Pada kesempatan itu, Yudhoyono memberikan keterangan bahwa pada pukul 9.00 WIB tadi, Sekretaris Jenderal PBB Ban Ki Moon menelpon dirinya. Ada dua isu internasional yang mereka bicarakan. Mengenai kelanjutan hasil yang telah dicapai dalam konferensi perubahan iklim lalu. Kemudian, perkembangan demokrasi di Myanmar.

Sekarang ini Indonesia sudah amat maju. Dunia internasional memperhitungkan keberadaan negara yang sudah lima kali mengalami pergantian kepemimpinan ini. Bali dipilih menjadi tuan rumah. Tempat ini dipilih karena memiliki kelebihan ke-eksotis-an. Separuh lebih negara di dunia, menghadiri konferensi ini.

Pendapat-pendapat dari Indonesia menjadi bahan pertimbangan Perserikatan Bangsa Bangsa. Rekomendasi dari Indonesia menjadi acuan untuk perubahan iklim masa depan. Ini amat luar biasa kemajuan yang telah dicapai. Jaman penjajahan dulu, tentunya pribumi tidak merasakan pencapaian seperti sekarang ini.

Baik. Aku mau menceritakan bagaimana jalannya wawancara langsung dengan presiden di lobi kantor presiden itu. Yudhoyono berdiri dengan didampingi kedua juru bicara. Di sebelah kiri ada Dino Pati Jalal dan kanan Andi Malarangeng.
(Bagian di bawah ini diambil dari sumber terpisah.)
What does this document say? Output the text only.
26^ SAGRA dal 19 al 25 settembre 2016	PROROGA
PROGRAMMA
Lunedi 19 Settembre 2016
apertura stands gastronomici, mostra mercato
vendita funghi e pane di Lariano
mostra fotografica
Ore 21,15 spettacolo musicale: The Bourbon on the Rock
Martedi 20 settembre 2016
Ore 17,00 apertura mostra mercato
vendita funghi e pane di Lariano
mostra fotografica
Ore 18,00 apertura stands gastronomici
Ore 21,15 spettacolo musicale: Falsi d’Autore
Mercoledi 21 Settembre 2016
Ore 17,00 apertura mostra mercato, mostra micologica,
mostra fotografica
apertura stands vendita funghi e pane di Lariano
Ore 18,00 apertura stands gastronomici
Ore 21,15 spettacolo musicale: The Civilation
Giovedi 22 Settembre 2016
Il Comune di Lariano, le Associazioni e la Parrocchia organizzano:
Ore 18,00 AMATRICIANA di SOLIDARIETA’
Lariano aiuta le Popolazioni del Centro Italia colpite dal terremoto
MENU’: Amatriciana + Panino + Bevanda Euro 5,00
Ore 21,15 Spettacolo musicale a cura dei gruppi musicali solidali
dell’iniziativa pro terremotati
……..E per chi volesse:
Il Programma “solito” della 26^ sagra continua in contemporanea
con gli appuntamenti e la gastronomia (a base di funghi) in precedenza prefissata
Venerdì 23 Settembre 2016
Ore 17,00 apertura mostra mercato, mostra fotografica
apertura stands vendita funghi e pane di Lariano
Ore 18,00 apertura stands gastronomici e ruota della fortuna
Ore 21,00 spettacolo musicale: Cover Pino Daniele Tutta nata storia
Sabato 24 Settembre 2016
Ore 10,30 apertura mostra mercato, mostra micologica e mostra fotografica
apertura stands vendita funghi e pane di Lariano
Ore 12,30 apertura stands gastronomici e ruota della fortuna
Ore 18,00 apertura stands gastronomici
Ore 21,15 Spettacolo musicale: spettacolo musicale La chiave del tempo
Sedangkan juru kamera mengambil posisi berhadapan dengan presiden. Sementara wartawan yang memegang tape recorder berjongkok di depan presiden.

Aku membayangkan, ini seperti jaman feodal. Di mana rakyat dipaksa bergelesotan di tanah saat raja datang. Begitu juga dengan wartawan ini, diatur-atur memberi kesan seragam dihadapan presiden.

Presiden berbicara amat panjang. Isi pembicaraannya mengenai pujian, permintaan dan pendapat kepada Ban Ki Moon saat berbincang melalui telepon itu. Karena terlalu panjang lebar, aku sempat berpikir, presiden tidak mengenal situasi saat itu.

Mestinya dia memahami bahwa pada saat berlangsung wawancara itu dirinya sedang tidak di mimbar pidato. Tapi, sedang berdiri. Banyak wartawan yang tidak kuat menahan beban di tangan yang membawa alat-alat rekaman. Apalagi posisi wartawan diatur duduk berjongkok di kaki presiden.

Tiga puluh menit pun lewat. Lega rasanya setelah wawancara yang posisinya tidak seimbang itu selesai. Para wartawan langsung mengerjakan tugasnya. Wartawan yang bekerja untuk media cetak, online seperti aku dan radio mentranskrip isi tape recorder. Sedangkan wartawan tivi duduk dan ngrumpi karena mereka tidak perlu cepat-cepat membuat naskah.